Eclipse in a Small Town

Eclipse in a Small Town

I could see the early parts of the eclipse from my living room window, and so I watched it for a while while I sewed my sweater together (not a Franken-sweater although somehow the two front panels of the cardigan are about an inch longer than the back panel. Luckily, this one calls for a decorative crocheted edge which I’m relying on to hide such things). When it was nearly at full eclipse, I stepped outside to watch.

All up and down my street there were people standing in their yards watching the eclipse. A couple of high school kids came out of a house across the street and went to get in their car, “hey! look at that!” one of them said. “Yeah, it’s an eclipse,” I heard my neighbor Mike, two doors up the street, tell them. “Cool.” We all hung out in our yards, watching the eclipse.

Its why I wanted to move to a small town. I love that we all kind of know one another. We get on one another’s nerves sometimes — I had the fence guy here yesterday because it’s become clear that my next door neighbor and I both need a little more privacy in order to get along. So come spring, Mike will return and build me a privacy fence to match the one on the other side of my lot. Good fences, as they say, make good neighbors (and I’m already dreaming of what I can plant along that sunny fenceline).

There’s a Very Old Man whose house we pass every morning on the way to the dog park. His Sweet Brown Dog always comes to the fence for a little love and so we stop, and pet the dog, and wave at the old man in his living room window. Just after Christmas, the Very Old Man disapeared, and I feared he’d died. One Sunday, walking the dog, I ran into his nice old-hippie next door neighbor who told me that no, he’d had a heart attack, but he was okay and they thought he’d be home in a couple of weeks. The neighbor told me she’d met the sister of the Very Old Man at the nursing home where he was recovering. Our grumpy old man had been raised in a tiny cabin in Mill Creek, in a family of ten kids. His parents died when he was only 16, and he’d stayed in that cabin and raised all those siblings. “I know he wanted to get married and have kids of his own,” the sister said. “But he stayed and raised all of us, so that never happened.” Last week, walking to the park I ran into the neighbor as she was carrying a plate of spaghetti and meatballs next door to the Very Old Man for his lunch and it was clear that she’s taking him a plate for lunch and for dinner every day because he’s very old and someone needs to make sure he eats. She didn’t make any kind of big deal of it, I only figured it out because she said Brown Dog is glad to see her twice a day because she knows she’ll get leftovers.

And that’s why I love living in a small town. Because we all watch the eclipse together. Because everyone watches out for the Very Old People on their blocks. Because the default position is that we’re all in this together, not locked away behind our three car garages in neighborhoods where no one walks, or talks to one another. We walk. We say hello. We pet the dog and wave to the old person in the window and ask the neighbor what happened. We learn one another’s stories.

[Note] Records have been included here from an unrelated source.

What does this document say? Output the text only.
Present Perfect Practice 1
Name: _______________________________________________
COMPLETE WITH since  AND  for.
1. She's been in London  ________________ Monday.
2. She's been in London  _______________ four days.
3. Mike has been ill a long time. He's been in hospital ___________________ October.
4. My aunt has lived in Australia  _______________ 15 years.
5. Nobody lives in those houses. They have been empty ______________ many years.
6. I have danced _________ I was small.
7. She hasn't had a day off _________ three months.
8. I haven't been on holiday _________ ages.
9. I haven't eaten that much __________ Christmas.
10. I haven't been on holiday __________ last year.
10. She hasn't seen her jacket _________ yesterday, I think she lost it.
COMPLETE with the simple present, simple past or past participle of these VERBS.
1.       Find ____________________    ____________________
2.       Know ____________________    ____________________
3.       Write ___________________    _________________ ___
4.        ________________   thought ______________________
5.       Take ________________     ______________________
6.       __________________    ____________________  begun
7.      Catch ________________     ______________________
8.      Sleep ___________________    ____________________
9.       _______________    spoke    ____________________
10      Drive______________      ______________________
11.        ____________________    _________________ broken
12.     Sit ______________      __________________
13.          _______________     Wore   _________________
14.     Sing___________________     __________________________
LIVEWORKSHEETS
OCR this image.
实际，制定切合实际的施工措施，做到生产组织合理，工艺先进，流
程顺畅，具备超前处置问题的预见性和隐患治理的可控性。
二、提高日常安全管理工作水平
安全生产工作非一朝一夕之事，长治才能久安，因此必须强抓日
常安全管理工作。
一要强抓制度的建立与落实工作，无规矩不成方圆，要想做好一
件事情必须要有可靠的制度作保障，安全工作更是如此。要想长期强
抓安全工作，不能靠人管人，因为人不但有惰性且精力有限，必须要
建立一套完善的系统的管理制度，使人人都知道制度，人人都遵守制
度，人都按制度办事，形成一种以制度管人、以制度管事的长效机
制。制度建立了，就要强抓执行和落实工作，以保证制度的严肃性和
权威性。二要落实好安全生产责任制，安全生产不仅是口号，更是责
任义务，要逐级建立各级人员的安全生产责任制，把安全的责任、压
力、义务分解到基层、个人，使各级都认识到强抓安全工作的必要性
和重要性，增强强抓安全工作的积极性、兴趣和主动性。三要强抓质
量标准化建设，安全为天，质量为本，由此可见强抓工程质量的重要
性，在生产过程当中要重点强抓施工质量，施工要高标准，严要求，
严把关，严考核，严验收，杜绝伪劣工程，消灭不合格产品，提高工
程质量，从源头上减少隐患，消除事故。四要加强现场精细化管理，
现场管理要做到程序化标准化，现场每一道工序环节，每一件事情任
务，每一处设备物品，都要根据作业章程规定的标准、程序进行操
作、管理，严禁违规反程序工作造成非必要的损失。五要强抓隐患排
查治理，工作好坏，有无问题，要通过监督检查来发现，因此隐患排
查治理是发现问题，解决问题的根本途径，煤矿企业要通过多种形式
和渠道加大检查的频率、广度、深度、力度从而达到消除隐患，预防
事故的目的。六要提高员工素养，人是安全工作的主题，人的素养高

3 thoughts on “Eclipse in a Small Town

  1. Charlotte,
    I’m so glad to see this post. When I saw the eclipse, I called some folks to tell them about it and they were already watching it. My first thought was how wonderful it is to live in a place where we all notice things like this. Together. Having spent a lot of years where the next day’s water cooler talk might have been about the latest episode of some TV show, or the latest high-tech acquisition (a hot topic where I worked, at least) , I was thrilled that the town was buzzing about the eclipse.
    Lynn

  2. Hi Lynn! Yes, isn’t it lovely to be in a place like our little town. It has its downsides, but you have to love a place that stops for astronomical events!